"...You are given the questions of others
as if they were answers
to all you ask. Yes, perhaps
this gift is your answer."
—from "A Gift" by Denise Levertov
In my town, the annual harvest fair is a big event. All the groups in town have booths. The Boy Scouts make root beer; the Women's Club offers homemade pies, and the Rotary gives out hotdogs for a donation for the food pantry. My church sells whoopie pies: you can mix and match your choice of flavors for filling and cake (I know, right?). The dance school and karate students perform, and there’s a band. It’s a rite of passage when kids are old enough to walk around by themselves and collect swag and candy.
Last year I sat at our booth next to a sign saying, “The Minister is In. Profound Questions Answered, 25 cents.” (I borrowed the idea from Lucy’s “The Doctor Is In” booth from the Peanuts.) Some of the questions were from people wanting to know their purpose or the meaning of their life, which is not something you can really answer for someone else. I had to extemporize, saying there may be multiple purposes to our lives, or that we can’t know the full meaning of our lives because we don’t always know how our lives touch other people.
A few people asked me to predict the future in ways that were surprising and tender. They wanted to know if the heart surgery would go okay or the cancer would return or their husband would recover from his stroke. I prefaced these answers with the disclosure, in the name of professional honesty, that I am not psychic but I also said in every case, “I absolutely believe it is going to be fine, more than fine.”
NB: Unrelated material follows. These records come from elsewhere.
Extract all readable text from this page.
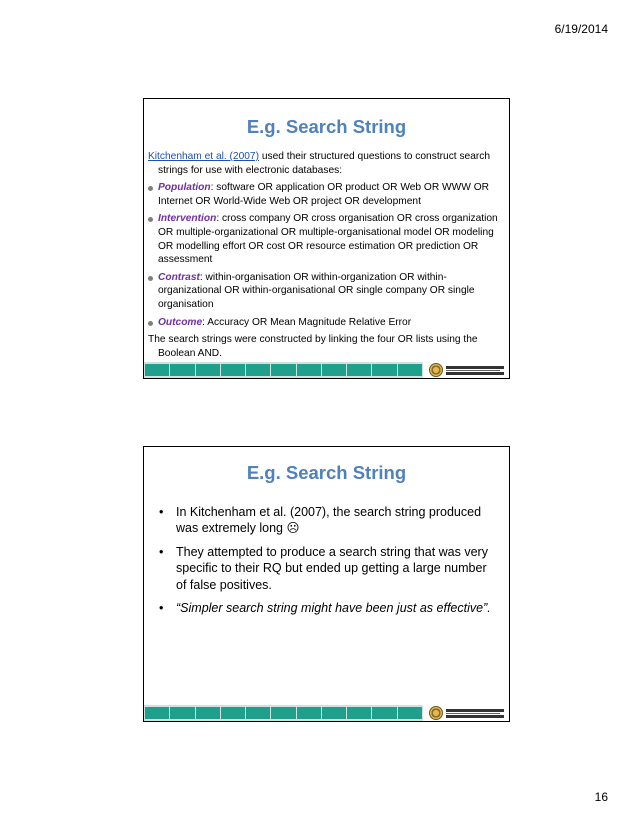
6/19/2014
E.g. Search String

Kitchenham et al. (2007) used their structured questions to construct search strings for use with electronic databases:

Population: software OR application OR product OR Web OR WWW OR Internet OR World-Wide Web OR project OR development
Intervention: cross company OR cross organisation OR cross organization OR multiple-organizational OR multiple-organisational model OR modeling OR modelling effort OR cost OR resource estimation OR prediction OR assessment
Contrast: within-organisation OR within-organization OR within-organizational OR within-organisational OR single company OR single organisation
Outcome: Accuracy OR Mean Magnitude Relative Error

The search strings were constructed by linking the four OR lists using the Boolean AND.

E.g. Search String
• In Kitchenham et al. (2007), the search string produced was extremely long ☹
• They attempted to produce a search string that was very specific to their RQ but ended up getting a large number of false positives.
• “Simpler search string might have been just as effective”.
16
I can’t know this for sure, of course, but what I do know for sure is that hope matters. One of the best things we can do is to hold hope for someone when that person cannot hold it for themselves. Not the careless, casual hope of “I hope things go well for you,” but a sturdier hope, a hope which says, “I believe in you even though you might not believe in yourself right now.” A hope which says, “I see you as whole and brave as hell, even though you feel broken and afraid.”
It is, I realize, an act of great trust to sit down with the local minister and ask a true question— a question of the heart—because the questions are also our fears, our worries, our deepest longings. I will hold the questions as carefully as I can, like the gifts they are, and offer hope as the only answer I know.
God of all who long for answers in this time of great fear and uncertainty, help us to hold the questions with tenderness and to offer one another a sturdy, faithful hope.